Spring Break has come and gone. I spent a little time at home and got to enjoy a meal a great friend who I've missed a lot. Also I got to sleep in. Best thing ever. I spent quality time with my mom, which ended up being great fun. We ate a lot of Chinese food and watched movies. I am fully embracing the Chinese food and Chinese pop music side of my Chinese-ness. Not sure about any other side yet. Pretty much ate myself into a delightful Chinese food coma... best feeling EVER. Better than an American food coma. I'm serious. WAY better. Try it some time. But try it with authentic Chinese food and then you will see what I mean.

I can't believe it's March. Time has definitely flown by. The semester is almost OVER. Unbelievable. Two of my favorite people are returning to the USA in April- we're almost there! Can't wait to see them. I'm still searching for my way abroad for 6 months. Keep your fingers crossed for me!

So I've been doing some thinking. It's fascinating how much has changed since I've moved out here. I was so miserable those first few months. I think it takes a few months to adjust to a new place when you don't know a single soul. And I have definitely learned the art of self-soothing. Amazing how you don't really have to do that when you have really great friends around you.
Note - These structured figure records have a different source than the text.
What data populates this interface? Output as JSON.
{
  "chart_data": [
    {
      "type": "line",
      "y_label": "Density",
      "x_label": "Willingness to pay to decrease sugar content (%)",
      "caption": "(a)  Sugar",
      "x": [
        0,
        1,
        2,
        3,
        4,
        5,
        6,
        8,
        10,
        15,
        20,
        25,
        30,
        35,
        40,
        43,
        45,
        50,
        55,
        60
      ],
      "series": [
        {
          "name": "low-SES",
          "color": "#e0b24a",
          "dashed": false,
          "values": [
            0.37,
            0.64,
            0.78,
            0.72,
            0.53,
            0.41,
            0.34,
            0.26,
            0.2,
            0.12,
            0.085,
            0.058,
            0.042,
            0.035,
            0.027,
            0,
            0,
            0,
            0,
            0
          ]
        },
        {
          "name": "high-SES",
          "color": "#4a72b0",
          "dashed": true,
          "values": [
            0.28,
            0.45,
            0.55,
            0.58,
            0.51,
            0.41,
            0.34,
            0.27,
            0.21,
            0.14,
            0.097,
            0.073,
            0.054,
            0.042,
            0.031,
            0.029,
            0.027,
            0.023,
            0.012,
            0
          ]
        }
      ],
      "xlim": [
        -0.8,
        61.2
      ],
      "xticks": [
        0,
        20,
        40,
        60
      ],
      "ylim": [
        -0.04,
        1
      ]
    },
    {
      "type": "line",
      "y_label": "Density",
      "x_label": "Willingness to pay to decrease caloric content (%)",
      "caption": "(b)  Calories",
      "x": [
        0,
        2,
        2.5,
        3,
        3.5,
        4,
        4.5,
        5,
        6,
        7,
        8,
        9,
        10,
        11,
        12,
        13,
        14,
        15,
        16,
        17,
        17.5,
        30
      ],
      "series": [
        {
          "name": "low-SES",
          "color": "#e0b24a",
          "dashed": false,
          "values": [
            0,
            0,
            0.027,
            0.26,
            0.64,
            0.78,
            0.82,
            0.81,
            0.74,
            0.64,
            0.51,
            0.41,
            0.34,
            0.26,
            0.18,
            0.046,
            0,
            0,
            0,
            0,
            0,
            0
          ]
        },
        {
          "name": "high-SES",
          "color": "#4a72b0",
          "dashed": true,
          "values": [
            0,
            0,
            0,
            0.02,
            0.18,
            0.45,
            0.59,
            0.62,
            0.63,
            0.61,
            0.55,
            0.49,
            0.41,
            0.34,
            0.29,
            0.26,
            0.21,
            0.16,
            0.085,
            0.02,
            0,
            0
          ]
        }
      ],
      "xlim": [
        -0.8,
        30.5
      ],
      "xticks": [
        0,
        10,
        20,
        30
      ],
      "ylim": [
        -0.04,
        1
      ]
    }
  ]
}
But I definitely realized how I need to do that without having someone a few minutes away to talk to, hug, or to cry on their shoulder. I am much better these days. Happy is a good state of mind.

Now if it could just stop RAINING in Boston, I'd be happier!

Monday, March 8, 2010

Almost didn't leave...

I almost missed my flight home. Yes, me... the I-like-to-get-to-things-way-early girl. Flight at 10:45, I woke up at 9:40. Flew out of bed. Ran for a taxi, which I couldn't find for the longest time. And managed to squeeze into the airport and onto the flight by 10:30. Most stressful situation of my life. I almost had a heart attack. I'm also pretty sure the taxi driver loves me because I gave him the biggest tip (I didn't ask for change back. Threw some money in the front seat and flew out of the taxi). But I'm back in the happy, friendly Midwest for a few days! I've been hanging out in my pajamas all day. It's been amazing. It would be even more amazing if I wasn't applying for ways to go abroad and keeping my fingers crossed to find funding. BUT such is life.

PS my left laptop clicker key is depressed. Literally. It super F-ed up and doesn't exactly click. It's more... well... depressed. It's been this way for a while and I hate it. How do I get it fixed?!